IRIS+ is meant to help investors turn such impact intentions and strategies into results, says the GIIN. Once live, investors can select themes, sectors and objectives. IRIS+ will spit back metrics proven to move the dial on particular issues. The GIIN worked with more than 600 impact investors to develop IRIS+.

“I hope it can help us align our metrics, develop a common language, and in that sense, help us to understand our impact better,” says Corianne Van Veen of Dutch development bank FMO. To scale impact investing with integrity, Van Veen champions a “focus on collecting information that is useful and meaningful, rather than just as many data points as possible.”

Adding guidance to IRIS is a departure from the GIIN’s long-held neutrality. “For almost a decade we were committed to meeting the market where it is,” says the GIIN’s Kelly McCarthy. “We let the market show what data was useful in decision making.”

Now investors want direction. Internal expectations for impact performance are losing their relevance, investors tell McCarthy. Investors want a “go-to way of understanding more broadly what are the baseline expectations for any given investment theme or strategy,” she says. “This has been missing up until now.”

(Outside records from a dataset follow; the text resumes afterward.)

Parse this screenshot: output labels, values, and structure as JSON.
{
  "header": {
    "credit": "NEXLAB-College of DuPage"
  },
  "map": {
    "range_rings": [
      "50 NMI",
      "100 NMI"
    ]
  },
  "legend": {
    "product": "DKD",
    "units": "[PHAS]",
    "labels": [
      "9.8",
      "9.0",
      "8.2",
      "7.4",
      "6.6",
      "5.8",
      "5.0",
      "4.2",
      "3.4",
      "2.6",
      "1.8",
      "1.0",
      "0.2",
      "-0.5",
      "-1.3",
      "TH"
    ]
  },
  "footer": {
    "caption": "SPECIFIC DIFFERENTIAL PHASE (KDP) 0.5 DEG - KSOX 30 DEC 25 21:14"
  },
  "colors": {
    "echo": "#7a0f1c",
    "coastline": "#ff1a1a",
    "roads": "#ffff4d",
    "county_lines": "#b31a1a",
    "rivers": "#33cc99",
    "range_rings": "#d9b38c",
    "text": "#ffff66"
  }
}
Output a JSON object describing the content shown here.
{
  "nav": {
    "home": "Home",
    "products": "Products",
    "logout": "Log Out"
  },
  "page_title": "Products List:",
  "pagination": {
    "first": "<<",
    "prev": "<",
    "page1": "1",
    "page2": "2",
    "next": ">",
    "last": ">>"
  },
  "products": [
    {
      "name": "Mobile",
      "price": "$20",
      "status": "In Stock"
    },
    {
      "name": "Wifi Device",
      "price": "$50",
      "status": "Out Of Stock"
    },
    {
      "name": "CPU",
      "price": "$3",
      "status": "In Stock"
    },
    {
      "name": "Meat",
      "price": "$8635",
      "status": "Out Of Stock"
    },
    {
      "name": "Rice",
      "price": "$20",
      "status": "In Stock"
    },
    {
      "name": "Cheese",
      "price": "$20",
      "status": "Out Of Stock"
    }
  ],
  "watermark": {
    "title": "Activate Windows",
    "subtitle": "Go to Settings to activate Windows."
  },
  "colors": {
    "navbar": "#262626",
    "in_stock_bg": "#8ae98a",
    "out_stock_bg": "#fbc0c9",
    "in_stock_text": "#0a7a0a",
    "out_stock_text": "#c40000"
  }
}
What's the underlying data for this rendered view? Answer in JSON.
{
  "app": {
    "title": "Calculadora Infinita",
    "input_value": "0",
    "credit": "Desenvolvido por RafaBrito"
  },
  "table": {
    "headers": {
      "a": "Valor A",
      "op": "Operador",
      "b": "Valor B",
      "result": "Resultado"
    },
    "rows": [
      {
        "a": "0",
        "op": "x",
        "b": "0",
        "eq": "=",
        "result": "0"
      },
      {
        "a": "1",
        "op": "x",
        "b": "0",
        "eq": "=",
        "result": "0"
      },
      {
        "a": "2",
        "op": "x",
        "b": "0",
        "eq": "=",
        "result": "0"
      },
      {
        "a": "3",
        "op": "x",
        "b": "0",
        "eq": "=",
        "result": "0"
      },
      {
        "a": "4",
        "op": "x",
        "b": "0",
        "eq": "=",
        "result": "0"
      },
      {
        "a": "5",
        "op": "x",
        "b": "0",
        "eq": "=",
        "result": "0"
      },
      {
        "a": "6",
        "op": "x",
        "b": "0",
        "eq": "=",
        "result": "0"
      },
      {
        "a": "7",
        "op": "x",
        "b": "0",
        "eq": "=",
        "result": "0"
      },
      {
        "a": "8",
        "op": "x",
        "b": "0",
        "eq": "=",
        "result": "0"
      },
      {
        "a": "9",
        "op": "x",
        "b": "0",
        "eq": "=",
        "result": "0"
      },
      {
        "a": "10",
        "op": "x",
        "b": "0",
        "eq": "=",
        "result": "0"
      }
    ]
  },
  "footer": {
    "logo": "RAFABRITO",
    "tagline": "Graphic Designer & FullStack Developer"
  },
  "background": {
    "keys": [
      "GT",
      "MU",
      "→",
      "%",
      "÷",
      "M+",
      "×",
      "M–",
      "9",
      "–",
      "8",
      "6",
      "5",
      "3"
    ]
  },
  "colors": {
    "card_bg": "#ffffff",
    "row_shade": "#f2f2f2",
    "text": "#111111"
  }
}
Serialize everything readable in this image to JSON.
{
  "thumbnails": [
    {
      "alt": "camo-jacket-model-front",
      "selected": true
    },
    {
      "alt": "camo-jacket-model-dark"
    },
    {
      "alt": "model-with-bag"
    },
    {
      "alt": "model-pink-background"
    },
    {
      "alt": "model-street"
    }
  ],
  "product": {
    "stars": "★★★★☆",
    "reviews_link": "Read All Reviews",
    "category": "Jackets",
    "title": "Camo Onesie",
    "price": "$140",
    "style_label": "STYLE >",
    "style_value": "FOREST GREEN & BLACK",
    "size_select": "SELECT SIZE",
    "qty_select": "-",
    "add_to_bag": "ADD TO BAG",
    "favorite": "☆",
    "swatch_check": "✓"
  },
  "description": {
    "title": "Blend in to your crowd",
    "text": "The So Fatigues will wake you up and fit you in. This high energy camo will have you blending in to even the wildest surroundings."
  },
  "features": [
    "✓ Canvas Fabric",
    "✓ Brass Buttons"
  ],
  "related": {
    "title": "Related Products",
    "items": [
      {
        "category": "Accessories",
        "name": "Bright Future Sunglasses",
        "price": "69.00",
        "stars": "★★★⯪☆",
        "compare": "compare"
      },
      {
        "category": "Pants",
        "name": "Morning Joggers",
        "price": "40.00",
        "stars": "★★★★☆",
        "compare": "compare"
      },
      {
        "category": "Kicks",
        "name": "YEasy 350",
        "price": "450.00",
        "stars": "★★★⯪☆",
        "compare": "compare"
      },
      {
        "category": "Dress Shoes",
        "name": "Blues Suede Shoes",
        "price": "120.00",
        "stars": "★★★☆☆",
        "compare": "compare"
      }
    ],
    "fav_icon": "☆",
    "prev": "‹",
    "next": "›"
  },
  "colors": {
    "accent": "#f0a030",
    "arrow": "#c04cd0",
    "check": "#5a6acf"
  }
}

IRIS+ provides expectations for what should be measured, says McCarthy, and therefore what performance should be discussed among key stakeholders and more openly shared to compare performance.

The new tool also serves to “curate an evidence base upon which to more effectively set strategies and targets for performance based on what we have learned works and doesn’t for any given investment theme,” she says.

Guessing is giving way to more informed metric selection, providing a clearer picture of impact performance across the industry. Says Nuveen’s O’Brien, “If we don’t have that, we won’t achieve scale.”